It was none other than Langston Hughes who called Oliver Wendell
Harrington America's greatest black cartoonist.
Yet largely because he chose to live as an expatriate far from
the American mainstream, he has been almost entirely overlooked by
contemporary historians and scholars of African American
culture.
Born in 1912 and a graduate of the Yale School of Fine Arts, he
was a prolific contributor of humorous and editorial cartoons to
the black press in the 1930s and 1940s, but he achieved fame for
his creation of a cartoon panel called "Dark Laughter," a satire of
Harlem society and featuring Bootsie, a character in the tradition
of the wise fool. Bootsie became widely known and loved wherever
black newspapers appeared.
For airing strong anti-racist views, Harrington was targeted
during the McCarthy era. And in 1951, he was self-exiled in Paris.
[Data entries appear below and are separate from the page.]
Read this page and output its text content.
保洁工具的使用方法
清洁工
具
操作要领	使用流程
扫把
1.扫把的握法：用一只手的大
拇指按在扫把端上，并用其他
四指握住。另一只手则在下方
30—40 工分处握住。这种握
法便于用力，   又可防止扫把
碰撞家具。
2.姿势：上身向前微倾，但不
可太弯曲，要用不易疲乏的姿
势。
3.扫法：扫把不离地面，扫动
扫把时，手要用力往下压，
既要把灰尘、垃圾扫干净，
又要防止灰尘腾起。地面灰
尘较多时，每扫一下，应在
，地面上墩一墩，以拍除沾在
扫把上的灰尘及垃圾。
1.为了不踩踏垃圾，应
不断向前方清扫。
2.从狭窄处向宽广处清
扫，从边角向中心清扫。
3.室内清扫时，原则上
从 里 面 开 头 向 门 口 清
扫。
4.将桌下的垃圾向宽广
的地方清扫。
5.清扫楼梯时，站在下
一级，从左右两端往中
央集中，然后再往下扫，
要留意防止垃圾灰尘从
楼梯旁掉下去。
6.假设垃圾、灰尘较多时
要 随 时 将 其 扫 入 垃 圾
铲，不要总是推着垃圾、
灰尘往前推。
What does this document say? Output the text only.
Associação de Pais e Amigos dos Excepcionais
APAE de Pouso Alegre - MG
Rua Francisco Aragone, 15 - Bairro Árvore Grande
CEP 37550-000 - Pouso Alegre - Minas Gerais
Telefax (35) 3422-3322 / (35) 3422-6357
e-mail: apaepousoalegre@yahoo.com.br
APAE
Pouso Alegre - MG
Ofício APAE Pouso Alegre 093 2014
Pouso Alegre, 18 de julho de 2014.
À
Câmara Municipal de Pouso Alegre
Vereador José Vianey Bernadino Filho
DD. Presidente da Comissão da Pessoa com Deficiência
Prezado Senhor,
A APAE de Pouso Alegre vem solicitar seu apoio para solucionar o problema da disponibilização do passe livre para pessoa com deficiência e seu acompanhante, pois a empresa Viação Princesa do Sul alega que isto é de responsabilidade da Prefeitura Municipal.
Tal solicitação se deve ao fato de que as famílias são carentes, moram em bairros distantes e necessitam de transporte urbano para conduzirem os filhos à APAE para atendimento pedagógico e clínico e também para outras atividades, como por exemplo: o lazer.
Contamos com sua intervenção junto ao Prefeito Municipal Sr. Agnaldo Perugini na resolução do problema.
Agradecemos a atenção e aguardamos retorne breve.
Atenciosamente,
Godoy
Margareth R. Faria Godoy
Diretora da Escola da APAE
In 1961, he found himself trapped behind the Berlin Wall. But, he
chose to remain in East Germany. His powerful political cartoons
were published in East German magazines and in the American
Communist newspaper "The Daily World." He became a favorite among
students and intellectuals in the Eastern Bloc. In America he was
mainly forgotten.
Here, selected from the Walter O. Evans Collection of
African-American Art, is an omnibus of Harrington's best cartoons
from the past four decades. It highlights his exceptional talent,
his potent impact with editorial comment and social criticism, and
his deserving of acclaim in his native land.